Todos comentaban cuando venía al caso, lo que ya era de dominio público referente a algunas de sus actuaciones” mas relevantes: como cuando levantó a pulso un gran bloque de granito que hacía de banco en la plaza de la iglesia, y al faltarle un poquito de aguante en sus hercúleas fuerzas, le cayó la losa al suelo y —aparte de destrozar el banco—, a punto estuvo de dejarle los pies tan planos como espátulas; o, cuando en un alarde de camarería entre dos amigos —él y su borrica— en una mañana de borrachera romera al cerro en un día de Fiestas, al ver como el animal, le había subido en su lomo borracho hasta la misma ermita, a la vuelta, después de compartir con el burro su pellejo de vino y alguno que otro más de amiguetes, cargó al pollino a su lomo y lo retornó a su cuadra en el pueblo; eso sí, con la lengua fuera —la del pollino; no la suya— y lanzando suaves y alegres rebuznos en su recorrido por la concurrida fiesta.

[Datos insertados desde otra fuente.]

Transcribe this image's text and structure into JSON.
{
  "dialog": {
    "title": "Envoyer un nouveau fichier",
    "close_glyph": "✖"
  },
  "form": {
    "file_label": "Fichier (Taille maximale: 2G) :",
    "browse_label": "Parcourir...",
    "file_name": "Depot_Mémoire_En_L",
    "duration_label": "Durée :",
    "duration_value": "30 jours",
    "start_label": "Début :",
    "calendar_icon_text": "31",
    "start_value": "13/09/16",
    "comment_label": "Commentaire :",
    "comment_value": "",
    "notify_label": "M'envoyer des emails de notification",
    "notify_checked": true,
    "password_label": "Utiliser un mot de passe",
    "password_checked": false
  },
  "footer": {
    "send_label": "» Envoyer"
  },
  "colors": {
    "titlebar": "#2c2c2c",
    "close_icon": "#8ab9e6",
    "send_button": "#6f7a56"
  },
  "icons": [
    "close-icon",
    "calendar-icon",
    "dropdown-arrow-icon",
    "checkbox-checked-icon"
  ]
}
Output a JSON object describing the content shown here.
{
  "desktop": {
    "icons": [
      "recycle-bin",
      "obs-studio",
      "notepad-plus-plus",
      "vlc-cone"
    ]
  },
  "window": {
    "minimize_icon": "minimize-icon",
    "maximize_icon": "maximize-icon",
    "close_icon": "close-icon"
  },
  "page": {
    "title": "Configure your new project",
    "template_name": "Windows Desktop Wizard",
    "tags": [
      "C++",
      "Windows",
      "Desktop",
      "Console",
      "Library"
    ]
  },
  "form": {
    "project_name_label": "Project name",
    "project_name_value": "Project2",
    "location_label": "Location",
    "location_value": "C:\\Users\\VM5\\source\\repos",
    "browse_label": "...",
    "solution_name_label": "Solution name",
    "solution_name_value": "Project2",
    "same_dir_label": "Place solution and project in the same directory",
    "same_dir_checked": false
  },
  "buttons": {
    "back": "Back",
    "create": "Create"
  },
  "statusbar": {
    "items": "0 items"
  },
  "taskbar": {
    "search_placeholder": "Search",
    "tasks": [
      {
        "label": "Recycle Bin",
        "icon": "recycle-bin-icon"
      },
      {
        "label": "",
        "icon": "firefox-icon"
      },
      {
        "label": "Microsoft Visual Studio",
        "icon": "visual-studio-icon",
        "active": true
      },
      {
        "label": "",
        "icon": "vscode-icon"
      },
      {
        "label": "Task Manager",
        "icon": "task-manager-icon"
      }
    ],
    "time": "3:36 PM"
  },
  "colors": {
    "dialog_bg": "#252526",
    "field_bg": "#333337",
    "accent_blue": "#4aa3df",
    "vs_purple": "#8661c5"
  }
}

—¡Eso sí que es ser un buen camarada…! —dijo alguien al verlo sudar con su borrico al lomo—. ¡No sabemos cual es más bestia; ¿si el de arriba, o el de abajo…?! —respondió otro.

En fin…

Parece que Dios siempre compensa: lo que nos quita de algún sitio, siempre nos lo devuelve con creces en otro. A Gurugüi le dotó de la fuerza de un caballo.
En eso se parecía a Manolo; el hijo de otro manolo: “el de la sardina”
En el colegio, a mi lado, se sentaba Manolito; también llamado: el Porra.
Manolito —el hijo del “Sardina”—, no había sido dotado de la más mínima inteligencia; solo reía y reía…, para compensarlo, el cielo, que todo lo arregla, le había dotado de un miembro tan grande que era la envidia de todos. Incluidos los maestros.
Él lo sacaba a cada momento tan orgulloso de su dote, y el maestro debía de llamarle al orden de vez en cuando. Y cuando en los recreos, nos juntábamos a jugar con las niñas del colegio cercano, le pedíamos que se la enseñara.
¡Las niñas salían despavoridas ante semejante artilugio!
Don Eliondo, el maestro, y hasta el alcalde, debieron de llamar al orden a Manolito a través de su madre, al objeto de evitar una desgracia o, al menos, parar el escándalo que repetía su hijo al enseñarla a cada momento a todo el mundo.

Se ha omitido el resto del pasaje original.